By Asking for Less, These Workers Get More

A flexible labor force attracts investment in eastern Germany

The news looks grim for companies in Germany: IG Metall, the mightiest union in the land, is preparing to strike on May 6 for higher wages. An open-ended strike against employers such as DaimlerChrysler and Porsche could hammer production just as the economy works to regain momentum.

But IG Metall has another side to it, a side best known to bosses and workers in old communist East Germany. Last year, for example, IG Metall wanted to persuade BMW to build a new plant in Leipzig rather than the Czech Republic. So it signed off on a plan that lets BMW adjust working hours to demand. "IG Metall has definitely been flexible in the east. No employer can deny that," says Sieglinde Merbitz, chief representative of the union's Leipzig chapter.

That's a far cry from what IG Metall envisioned when Germany reunited in 1990. Back then, it and other labor unions demanded that workers in the east be paid close to what their counterparts made in the west. Wage levels promptly rose way beyond what enterprises in the east could afford. Overstaffed businesses were forced to lay off even more workers than they would have otherwise. That explains why unemployment in the east was 18.8% in March, vs. 8% in the west.

Prodded by this harsh economic reality, workers in eastern Germany have quietly become some of the most adaptable in Europe. They have kept their wage demands in check and have been willing to work nights and weekends without demanding exorbitant premiums.
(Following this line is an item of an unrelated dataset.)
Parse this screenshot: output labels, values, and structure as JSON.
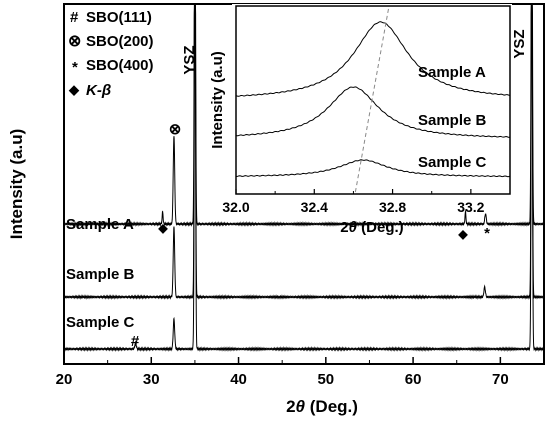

The changes are helping the region attract more investment and jobs--and may help push the rest of Germany into reforming. "One of the reasons to come here is the people," says Hans Deppe, general manager of a Dresden microprocessor plant operated by Advanced Micro Devices Inc. "They are hungry to work."

Sunnyvale (Calif.)-based AMD was even able to import its U.S. production schedule to the East German city. Working 12-hour shifts for up to four days in a row, AMD's workers in Dresden keep the plant going 24 hours a day, year-round. That kind of schedule is almost unheard of in western Germany. AMD, which was lured to the east by generous government subsidies, will boost its total investment in the Dresden fab to $2.5 billion by next year.

AMD isn't the only proof that labor is more flexible on the other side of the old Iron Curtain. Over the course of a year, the average laborer in the east works nearly a month longer than his western counterpart. Hourly labor costs now average around $14 in manufacturing, vs. about $22 in the west. Although productivity is lower, economists argue that has more to do with the infrastructure than the workforce.

A key difference between east and west is the way companies and workers negotiate contracts. In the west, big unions and employer associations hammer out blanket agreements that apply to entire industries and vary little from region to region. That means a DaimlerChrysler factory near Stuttgart operates under pretty much the same contract as a company that makes brake disks in Hessen. The system has promoted labor peace, keeping work hours lost to strikes well below the average in the U.S., Italy, and France. But blanket agreements make scant accommodations for a company's peculiar problems.

That's why more than half of East German companies are working out their own agreements directly with nonunion employees. Others, like Jena-based optical equipment maker Jenoptik, are choosing a middle path: They negotiate contracts with unions at the local level. Despite some drawbacks, the local agreements almost always result in a better deal for companies.

It's difficult to quantify the macroeconomic benefits of East German flexibility, especially amid rising unemployment nationwide. But the signs are encouraging. Industrial production rose 4.5% in the east last year, compared with 0.3% in the west. Economists suspect worker flexibility is a factor. "People are starting to move to East Germany because you can do more with the labor force there," says Michael C. Burda, an economics professor at Humboldt University in Berlin. The east may yet teach the west a thing or two about capitalism.